Though gene therapy is a promising treatment for many diseases like inherited disorders, some types of cancer, and certain viral infections, this technique is risky and is still under investigation to make sure it’s effectiveness and safety. The following risks are among disadvantages of gene therapy:
Unwanted immune system reaction. Your body’s immune system may find the newly introduced viruses as intruders and attack them. This may result in inflammation and even organ failure in severe cases.

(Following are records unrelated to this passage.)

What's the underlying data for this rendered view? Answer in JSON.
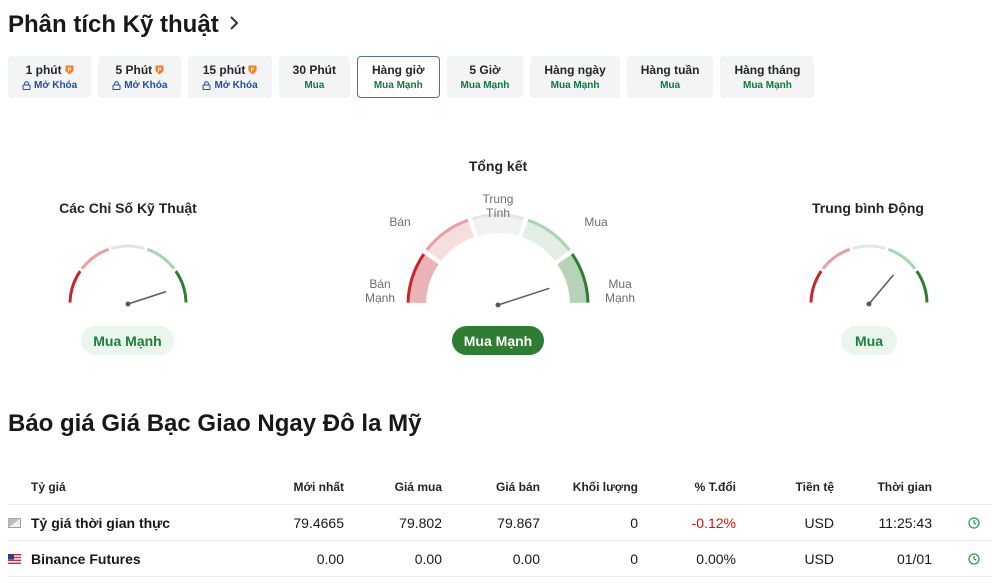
{
  "header": {
    "title": "Phân tích Kỹ thuật",
    "chevron_icon": "chevron-right-icon"
  },
  "tabs": [
    {
      "label": "1 phút",
      "sub": "Mở Khóa",
      "locked": true,
      "pro": true,
      "active": false
    },
    {
      "label": "5 Phút",
      "sub": "Mở Khóa",
      "locked": true,
      "pro": true,
      "active": false
    },
    {
      "label": "15 phút",
      "sub": "Mở Khóa",
      "locked": true,
      "pro": true,
      "active": false
    },
    {
      "label": "30 Phút",
      "sub": "Mua",
      "locked": false,
      "pro": false,
      "active": false
    },
    {
      "label": "Hàng giờ",
      "sub": "Mua Mạnh",
      "locked": false,
      "pro": false,
      "active": true
    },
    {
      "label": "5 Giờ",
      "sub": "Mua Mạnh",
      "locked": false,
      "pro": false,
      "active": false
    },
    {
      "label": "Hàng ngày",
      "sub": "Mua Mạnh",
      "locked": false,
      "pro": false,
      "active": false
    },
    {
      "label": "Hàng tuần",
      "sub": "Mua",
      "locked": false,
      "pro": false,
      "active": false
    },
    {
      "label": "Hàng tháng",
      "sub": "Mua Mạnh",
      "locked": false,
      "pro": false,
      "active": false
    }
  ],
  "gauges": {
    "indicators": {
      "title": "Các Chỉ Số Kỹ Thuật",
      "result": "Mua Mạnh"
    },
    "summary": {
      "title": "Tổng kết",
      "result": "Mua Mạnh",
      "labels": {
        "strong_sell": "Bán\nMạnh",
        "sell": "Bán",
        "neutral": "Trung\nTính",
        "buy": "Mua",
        "strong_buy": "Mua\nMạnh"
      }
    },
    "moving_averages": {
      "title": "Trung bình Động",
      "result": "Mua"
    }
  },
  "colors": {
    "strong_sell": "#c9252d",
    "sell": "#e8a0a0",
    "neutral": "#e3e6e8",
    "buy": "#a8d5b0",
    "strong_buy": "#2e7d32",
    "needle": "#555b61"
  },
  "quotes": {
    "title": "Báo giá Giá Bạc Giao Ngay Đô la Mỹ",
    "columns": [
      "Tỷ giá",
      "Mới nhất",
      "Giá mua",
      "Giá bán",
      "Khối lượng",
      "% T.đổi",
      "Tiền tệ",
      "Thời gian"
    ],
    "rows": [
      {
        "name": "Tỷ giá thời gian thực",
        "flag": "generic-flag-icon",
        "last": "79.4665",
        "bid": "79.802",
        "ask": "79.867",
        "volume": "0",
        "change": "-0.12%",
        "currency": "USD",
        "time": "11:25:43",
        "clock": "clock-icon"
      },
      {
        "name": "Binance Futures",
        "flag": "us-flag-icon",
        "last": "0.00",
        "bid": "0.00",
        "ask": "0.00",
        "volume": "0",
        "change": "0.00%",
        "currency": "USD",
        "time": "01/01",
        "clock": "clock-icon"
      }
    ]
  }
}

Targeting the wrong cells. Since viruses can affect more than one type of cells, it’s possible that the altered viruses infect other cells — not just the targeted cells that have mutated genes. If this happens, healthy cells may be damaged, causing other illness or diseases, such as cancer.
Infection caused by the virus. It’s possible that once introduced into the body, the viruses may recover their original ability to cause disease.
Possibility of causing a tumor. If the new genes get inserted in the wrong place of your DNA, there is a chance that the insertion might form tumor.
Regarding the status of gene therapy, Asian countries were slower than their Western counterparts in the early exploratory stages. During the early 1990s, scientists of this region were busy duplicating what US investigators had done before, and industry didn’t pay enough attention to this newly emerging technology. Although, China, Japan, and Korea have emerged as strong contenders in the field of gene therapy from around the year 2000, the West has remained preoccupied with the death case and later the leukemia incidence. Though these cases deserved serious investigation, industrial and financial communities in the West appeared to have become ensnared in the safety issues resulting from the adenoviral death incidence and the retroviral insertional mutagenesis case. Thus, the West provided Asian countries with the opportunity to catch up. Encouraged by the completion of the human genome project and influenced by the successes of the information technology industry, these countries have been interested to explore the field of biotech and gene therapy as their favorite target areas.
Finally, as the example of these progresses, it can be referred to Japan where Sendai Virus was made as a gene delivery vehicle, and made the patriotic Japanese feel proud of themselves. Further, gene therapy has been aggressively promoted in China at both governmental and industrial levels.